Polly se sentía como si estuviera en una pesadilla. ¿Cómo si no se podría explicar que Simon fuera amigo de su jefa? Sin embargo, al ver la manera en la que él la miraba, con un horrible brillo de diversión en los ojos mientras le daba la chaqueta, sintió que todo era real. ¡Aquello estaba ocurriendo de verdad!

– ¿Crees que tu doncella se haría cargo de mi chaqueta? -le dijo él a Martine, quien le hizo un gesto con la cabeza a Polly.

– Supongo que eso sí podrá hacerlo -replicó Martine, con sarcasmo.

– Yo… yo creo que todo esto es una equivocación -balbució Polly, que, de alguna manera, había extendido la mano para tomar la chaqueta.

– Efectivamente -contraatacó Martine, con una mirada gélida-, pero ya lo hablaremos mañana.

– Pero…

– Se supone que lo que tienes que estar haciendo es servir copas. Te sugiero que te pongas a hacerlo si quieres mantener tu trabajo hasta mañana.
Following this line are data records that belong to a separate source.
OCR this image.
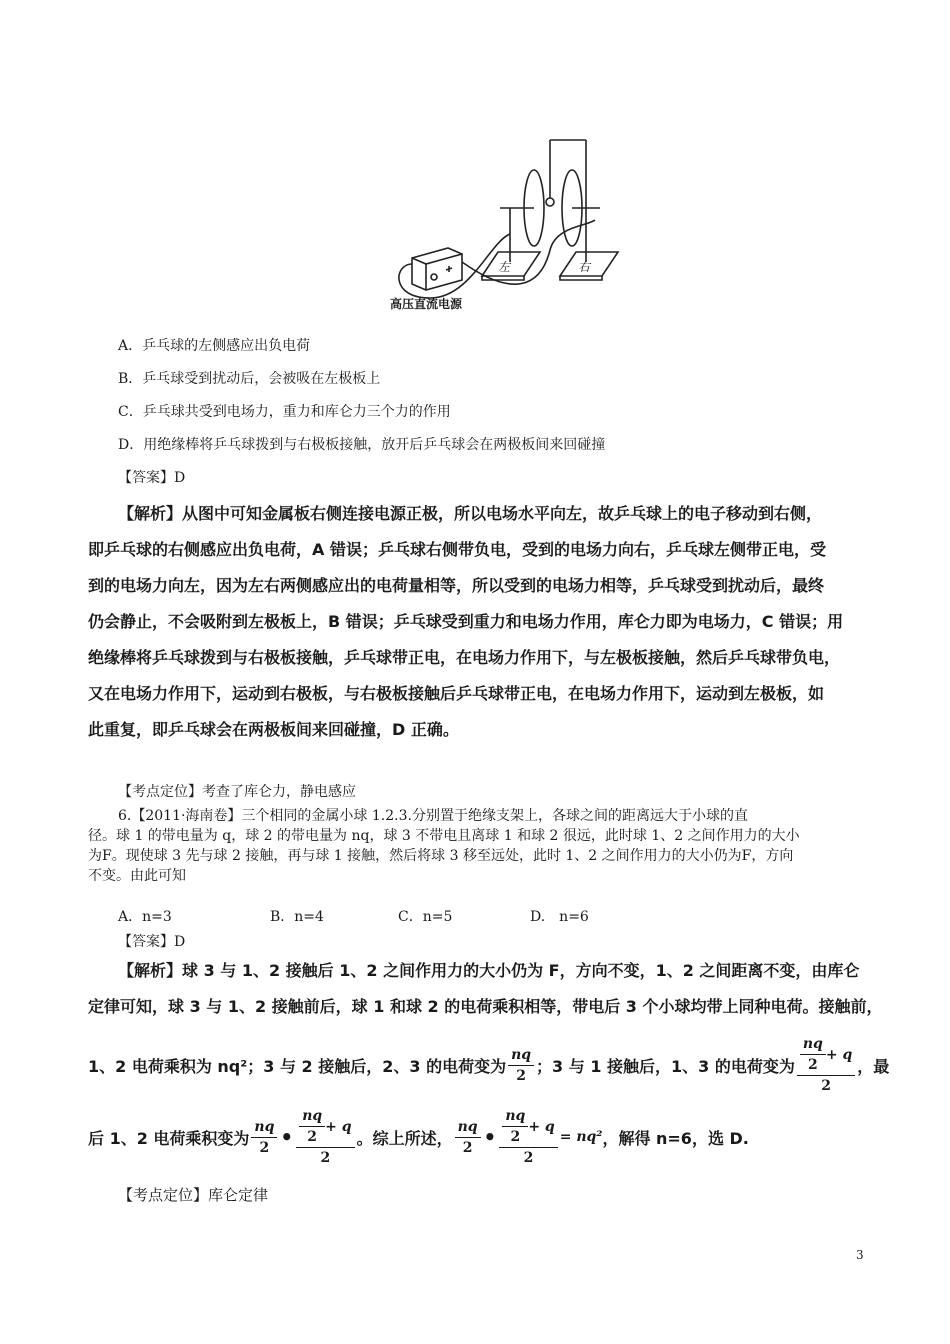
左	右
高压直流电源
A．乒乓球的左侧感应出负电荷
B．乒乓球受到扰动后，会被吸在左极板上
C．乒乓球共受到电场力，重力和库仑力三个力的作用
D．用绝缘棒将乒乓球拨到与右极板接触，放开后乒乓球会在两极板间来回碰撞
【答案】D
【解析】从图中可知金属板右侧连接电源正极，所以电场水平向左，故乒乓球上的电子移动到右侧，
即乒乓球的右侧感应出负电荷，A 错误；乒乓球右侧带负电，受到的电场力向右，乒乓球左侧带正电，受
到的电场力向左，因为左右两侧感应出的电荷量相等，所以受到的电场力相等，乒乓球受到扰动后，最终
仍会静止，不会吸附到左极板上，B 错误；乒乓球受到重力和电场力作用，库仑力即为电场力，C 错误；用
绝缘棒将乒乓球拨到与右极板接触，乒乓球带正电，在电场力作用下，与左极板接触，然后乒乓球带负电，
又在电场力作用下，运动到右极板，与右极板接触后乒乓球带正电，在电场力作用下，运动到左极板，如
此重复，即乒乓球会在两极板间来回碰撞，D 正确。
【考点定位】考查了库仑力，静电感应
6.【2011·海南卷】三个相同的金属小球 1.2.3.分别置于绝缘支架上，各球之间的距离远大于小球的直
径。球 1 的带电量为 q，球 2 的带电量为 nq，球 3 不带电且离球 1 和球 2 很远，此时球 1、2 之间作用力的大小
为F。现使球 3 先与球 2 接触，再与球 1 接触，然后将球 3 移至远处，此时 1、2 之间作用力的大小仍为F，方向
不变。由此可知
A．n=3	B．n=4	C．n=5	D.　n=6
【答案】D
【解析】球 3 与 1、2 接触后 1、2 之间作用力的大小仍为 F，方向不变，1、2 之间距离不变，由库仑
定律可知，球 3 与 1、2 接触前后，球 1 和球 2 的电荷乘积相等，带电后 3 个小球均带上同种电荷。接触前，
1、2 电荷乘积为 nq²；3 与 2 接触后，2、3 的电荷变为 $\frac{nq}{2}$ ；3 与 1 接触后，1、3 的电荷变为 $\frac{\frac{nq}{2} + q}{2}$ ，最
后 1、2 电荷乘积变为 $\frac{nq}{2}$ • $\frac{\frac{nq}{2} + q}{2}$ 。综上所述， $\frac{nq}{2}$ • $\frac{\frac{nq}{2} + q}{2} = nq^2$ ，解得 n=6，选 D.
【考点定位】库仑定律
3
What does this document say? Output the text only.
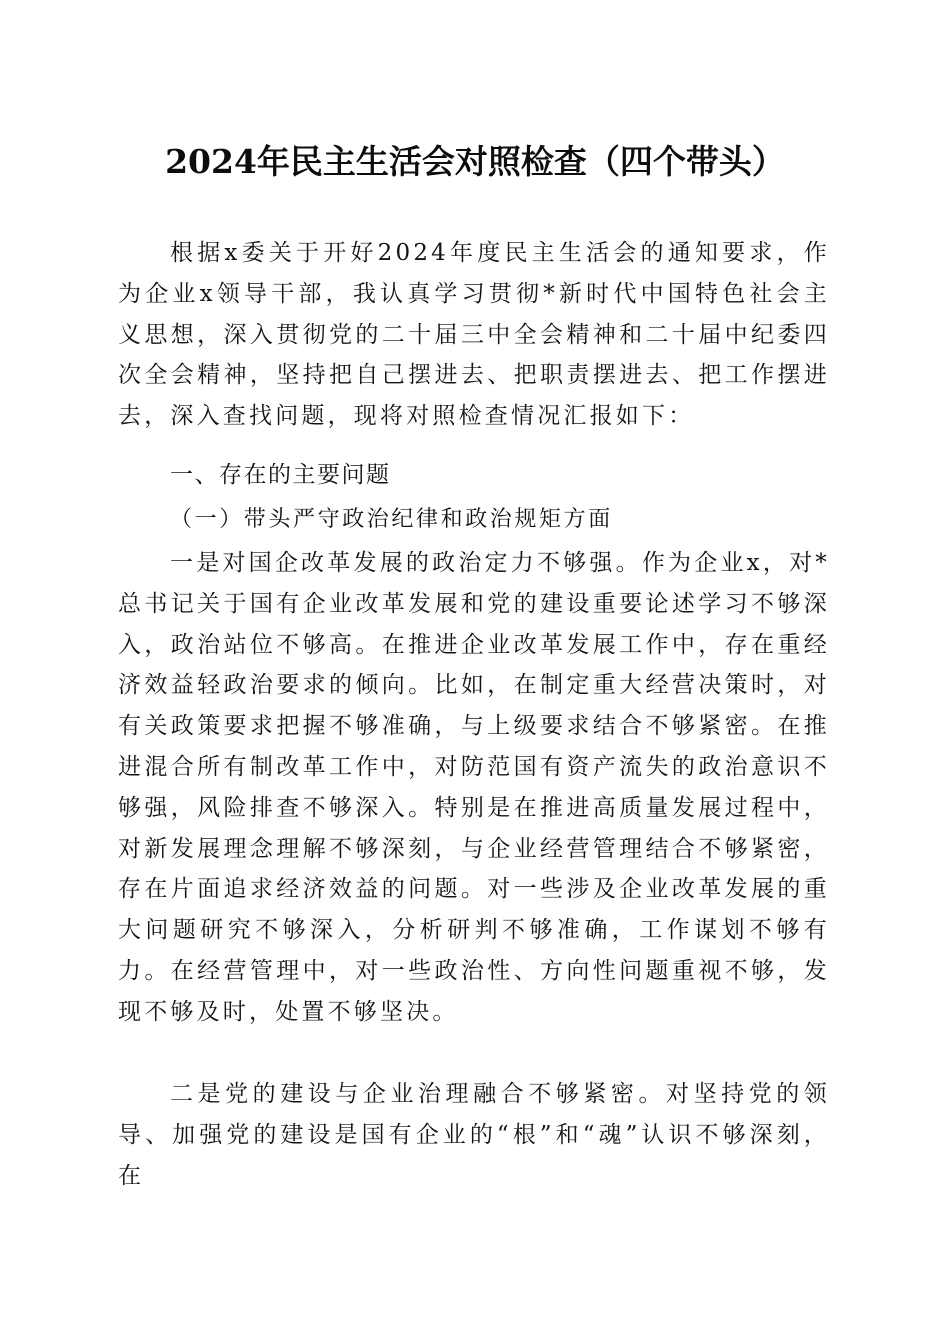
2024年民主生活会对照检查（四个带头）
根据x委关于开好2024年度民主生活会的通知要求，作为企业x领导干部，我认真学习贯彻*新时代中国特色社会主义思想，深入贯彻党的二十届三中全会精神和二十届中纪委四次全会精神，坚持把自己摆进去、把职责摆进去、把工作摆进去，深入查找问题，现将对照检查情况汇报如下：
一、存在的主要问题
（一）带头严守政治纪律和政治规矩方面
一是对国企改革发展的政治定力不够强。作为企业x，对*总书记关于国有企业改革发展和党的建设重要论述学习不够深入，政治站位不够高。在推进企业改革发展工作中，存在重经济效益轻政治要求的倾向。比如，在制定重大经营决策时，对有关政策要求把握不够准确，与上级要求结合不够紧密。在推进混合所有制改革工作中，对防范国有资产流失的政治意识不够强，风险排查不够深入。特别是在推进高质量发展过程中，对新发展理念理解不够深刻，与企业经营管理结合不够紧密，存在片面追求经济效益的问题。对一些涉及企业改革发展的重大问题研究不够深入，分析研判不够准确，工作谋划不够有力。在经营管理中，对一些政治性、方向性问题重视不够，发现不够及时，处置不够坚决。
二是党的建设与企业治理融合不够紧密。对坚持党的领导、加强党的建设是国有企业的“根”和“魂”认识不够深刻，在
Y con eso, tomó a Simon por el brazo y se lo llevó a la fiesta, dejándola a ella con la boca abierta y la chaqueta de él en la mano. ¡Incluso tuvo el valor de guiñarle un ojo desde la puerta!

Tal vez aquello había sido un sueño. Tal vez podría haber otro Simon Taverner, uno diferente, que sí tendría relación con los Sterne. Aquélla era la única manera de explicar que aquel hombre pareciera tan corriente y a la vez tan seguro de sí mismo.

Inconscientemente, se llevó la chaqueta de él a la cara y la olió. Aquel era el olor de Simon, un olor limpio, masculino y tremendamente familiar.

Polly apartó la cara de la chaqueta, algo avergonzada de sí misma y la llevó al perchero. Luego, recogió la bandeja de las copas, jurándose que Simon tendría mucho que explicarle cuando pudiera hablar con él a solas.

De vuelta a la fiesta, Polly lo buscó con la mirada. Allí estaba, flanqueado por los Sterne, quienes, obsequiosamente, le estaban presentando a un grupo de celebridades.